Every once and awhile there is a TV show that gets the attention of mainstream audiences for the moment. LOST had the world watching until it went of the rails, Game Of Thrones, Breaking Bad and The Walking Dead have all had their time in the sun. In this instance I’ve listened to podcasts, heard fan-fiction and laughed at parodies of True Detective before watching a single episode. This show debuted during the height of Matthew McConaughy’s resurrection, that culminated with his Oscar win, so I expected a great performance from him. I’ve heard about The Yellow King, the shows tight narrative, trippy dialogue, and Nietzsche references. My expectations were high for these eight episodes and the series delivered. 

The basic premise centers around two detectives recently paired together. They come across a very unique murder scene and use their strengths to try and solve the case. Its a tale as old as time, but what makes this show so incredible is the relationship between the two main characters. Woody Harrelson plays Detective Marty Hart, a cop with a good soul and simple pleasures, but weaknesses like all men. Then there is Matthew McConaughy as Detective Rust Cohle (aka The Tax Man), who has a world view equally fascinating as it is depressing. From my time with the characters I see them as both sides of the same man. Complicated & simple, forthright & dishonest, and weak to evils of the world. This series spends eight hours diving deep into the lives of these two men. We get to understand Marty and his family, the stresses of work, separation, and we learn the many philosophies Rust subscribes too (Time Is A Flat Circle). You learn pretty early on that this show really isn’t about the case as it is about man and their interaction with one another in the world around them. 

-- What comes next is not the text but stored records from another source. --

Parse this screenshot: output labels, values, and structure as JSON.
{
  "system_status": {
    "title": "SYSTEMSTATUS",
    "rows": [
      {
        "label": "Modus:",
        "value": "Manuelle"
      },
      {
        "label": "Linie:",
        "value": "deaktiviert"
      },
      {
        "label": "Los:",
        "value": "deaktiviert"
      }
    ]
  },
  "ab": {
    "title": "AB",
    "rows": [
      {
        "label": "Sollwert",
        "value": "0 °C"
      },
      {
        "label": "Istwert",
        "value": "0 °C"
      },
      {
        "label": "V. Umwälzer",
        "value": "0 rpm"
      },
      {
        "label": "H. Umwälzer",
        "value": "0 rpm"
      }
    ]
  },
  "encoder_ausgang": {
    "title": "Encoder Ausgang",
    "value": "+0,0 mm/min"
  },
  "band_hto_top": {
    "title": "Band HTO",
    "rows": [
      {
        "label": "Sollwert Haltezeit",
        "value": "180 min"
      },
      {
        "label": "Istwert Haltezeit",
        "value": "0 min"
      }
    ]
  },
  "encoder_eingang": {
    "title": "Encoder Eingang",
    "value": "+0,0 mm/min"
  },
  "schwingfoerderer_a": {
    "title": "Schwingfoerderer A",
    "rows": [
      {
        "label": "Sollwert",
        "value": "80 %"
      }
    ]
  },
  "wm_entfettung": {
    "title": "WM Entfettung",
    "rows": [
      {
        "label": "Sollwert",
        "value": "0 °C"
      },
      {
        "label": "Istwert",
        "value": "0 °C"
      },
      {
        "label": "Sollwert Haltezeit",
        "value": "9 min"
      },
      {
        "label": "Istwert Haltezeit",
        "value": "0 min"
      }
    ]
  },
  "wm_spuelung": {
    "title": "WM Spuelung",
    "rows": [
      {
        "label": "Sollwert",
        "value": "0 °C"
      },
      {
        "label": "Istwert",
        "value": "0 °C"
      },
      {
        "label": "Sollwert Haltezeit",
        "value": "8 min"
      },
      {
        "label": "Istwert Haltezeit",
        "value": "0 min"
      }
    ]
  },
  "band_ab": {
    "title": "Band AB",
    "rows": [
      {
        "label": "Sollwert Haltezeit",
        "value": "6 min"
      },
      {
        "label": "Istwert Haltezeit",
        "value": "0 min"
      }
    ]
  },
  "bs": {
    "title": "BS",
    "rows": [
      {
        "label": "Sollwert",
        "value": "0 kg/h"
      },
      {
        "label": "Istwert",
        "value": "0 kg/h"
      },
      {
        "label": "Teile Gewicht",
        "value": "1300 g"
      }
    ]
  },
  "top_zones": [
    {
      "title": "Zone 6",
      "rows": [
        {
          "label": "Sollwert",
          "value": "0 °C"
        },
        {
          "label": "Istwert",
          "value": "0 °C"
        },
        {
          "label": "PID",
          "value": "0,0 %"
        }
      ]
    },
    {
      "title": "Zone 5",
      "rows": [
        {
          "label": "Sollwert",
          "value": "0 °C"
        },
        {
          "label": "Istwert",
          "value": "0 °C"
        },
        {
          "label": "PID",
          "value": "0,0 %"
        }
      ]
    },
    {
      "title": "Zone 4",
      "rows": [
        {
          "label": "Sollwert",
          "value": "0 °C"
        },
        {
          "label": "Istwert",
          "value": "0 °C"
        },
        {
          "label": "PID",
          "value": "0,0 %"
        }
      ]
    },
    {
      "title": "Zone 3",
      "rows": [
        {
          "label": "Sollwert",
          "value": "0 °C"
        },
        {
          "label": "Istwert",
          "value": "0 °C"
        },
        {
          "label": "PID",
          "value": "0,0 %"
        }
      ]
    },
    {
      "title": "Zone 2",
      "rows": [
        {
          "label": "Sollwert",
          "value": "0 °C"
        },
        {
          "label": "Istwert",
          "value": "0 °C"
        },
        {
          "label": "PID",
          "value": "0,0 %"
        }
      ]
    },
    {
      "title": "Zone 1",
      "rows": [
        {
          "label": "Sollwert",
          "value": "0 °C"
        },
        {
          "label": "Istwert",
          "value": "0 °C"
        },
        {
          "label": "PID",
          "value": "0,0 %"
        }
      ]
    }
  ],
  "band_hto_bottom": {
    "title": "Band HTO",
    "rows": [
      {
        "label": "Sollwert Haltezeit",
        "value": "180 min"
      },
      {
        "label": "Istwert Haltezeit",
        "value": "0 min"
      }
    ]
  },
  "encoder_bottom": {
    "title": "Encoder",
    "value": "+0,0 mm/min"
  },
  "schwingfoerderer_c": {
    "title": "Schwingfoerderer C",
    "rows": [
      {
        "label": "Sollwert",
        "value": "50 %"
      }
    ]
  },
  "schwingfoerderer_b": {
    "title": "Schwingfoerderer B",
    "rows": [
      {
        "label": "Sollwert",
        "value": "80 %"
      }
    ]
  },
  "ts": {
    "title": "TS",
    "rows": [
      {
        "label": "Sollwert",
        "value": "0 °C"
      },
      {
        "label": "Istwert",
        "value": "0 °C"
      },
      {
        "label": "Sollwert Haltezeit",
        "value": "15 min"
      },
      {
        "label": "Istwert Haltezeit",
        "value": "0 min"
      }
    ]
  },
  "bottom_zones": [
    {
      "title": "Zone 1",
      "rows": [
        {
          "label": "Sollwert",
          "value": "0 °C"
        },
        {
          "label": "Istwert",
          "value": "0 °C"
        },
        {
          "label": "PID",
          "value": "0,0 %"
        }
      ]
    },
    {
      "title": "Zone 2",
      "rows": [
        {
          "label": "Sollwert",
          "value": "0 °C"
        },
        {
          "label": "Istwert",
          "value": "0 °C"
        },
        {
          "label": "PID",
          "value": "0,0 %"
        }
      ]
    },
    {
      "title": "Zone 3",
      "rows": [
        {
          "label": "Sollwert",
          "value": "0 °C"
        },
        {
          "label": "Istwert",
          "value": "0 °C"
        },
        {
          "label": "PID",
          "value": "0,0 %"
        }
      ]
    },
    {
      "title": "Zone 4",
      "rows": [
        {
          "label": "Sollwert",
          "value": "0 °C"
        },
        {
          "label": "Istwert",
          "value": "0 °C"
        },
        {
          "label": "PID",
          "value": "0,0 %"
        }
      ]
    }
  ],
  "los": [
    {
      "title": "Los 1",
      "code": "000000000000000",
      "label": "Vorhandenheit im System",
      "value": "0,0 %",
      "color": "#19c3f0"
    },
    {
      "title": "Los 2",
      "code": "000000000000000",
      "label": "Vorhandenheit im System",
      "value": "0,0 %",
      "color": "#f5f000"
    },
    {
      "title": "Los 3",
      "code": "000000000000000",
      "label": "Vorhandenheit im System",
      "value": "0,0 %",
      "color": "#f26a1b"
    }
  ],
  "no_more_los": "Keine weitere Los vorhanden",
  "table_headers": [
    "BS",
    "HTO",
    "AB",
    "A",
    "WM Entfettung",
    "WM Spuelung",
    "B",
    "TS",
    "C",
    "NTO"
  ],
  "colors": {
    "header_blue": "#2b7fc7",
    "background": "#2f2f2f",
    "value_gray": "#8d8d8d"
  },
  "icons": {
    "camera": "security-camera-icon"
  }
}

Every episodes feels like a movie in terms of quality. Cary Fukunaga does an amazing job bringing the audience to Louisiana for this adventure. We get beautiful shots of the south every episode that give a great context to the events in the show. The writing is top notch with every word sounding believable and well-placed. This is credit to a great cast from top to bottom. From Woody all the way down every character is alive and brings the right amount of drama. The conversations Rust and Marty have while driving are almost all gold. I love whenever Rust starts with his existential stuff and Marty tells him to never talk again. The entire dinner sequence early on in the series is hilarious and done perfectly. Matthew is obviously a stand out because the character written for him, but we must remember he is bouncing his weird rhetoric off of Woody, who plays a great every-man. Another highlight will have to be Michelle Monaghan as Maggie Hart. Her arc through the series is as compelling as her husband’s or Rust’s. 

 Many people take issue with the ending and I understand their disappointment. When you have shows this ambitious that try to examine many concepts and themes (see: LOST) you are bound to upset some people at the end. I wasn’t completely thrilled by the finale but I loved the journey so much I really didn’t mind the end. Overall, this is a great achievement for HBO and everyone involved. The show is deserving of all the praise it received as it did something interesting with a genre seemingly out of new ideas. They took the procedural format and twisted it slightly to show you something different. What we see is two great character learning about themselves, each other, and the cruel world they live in.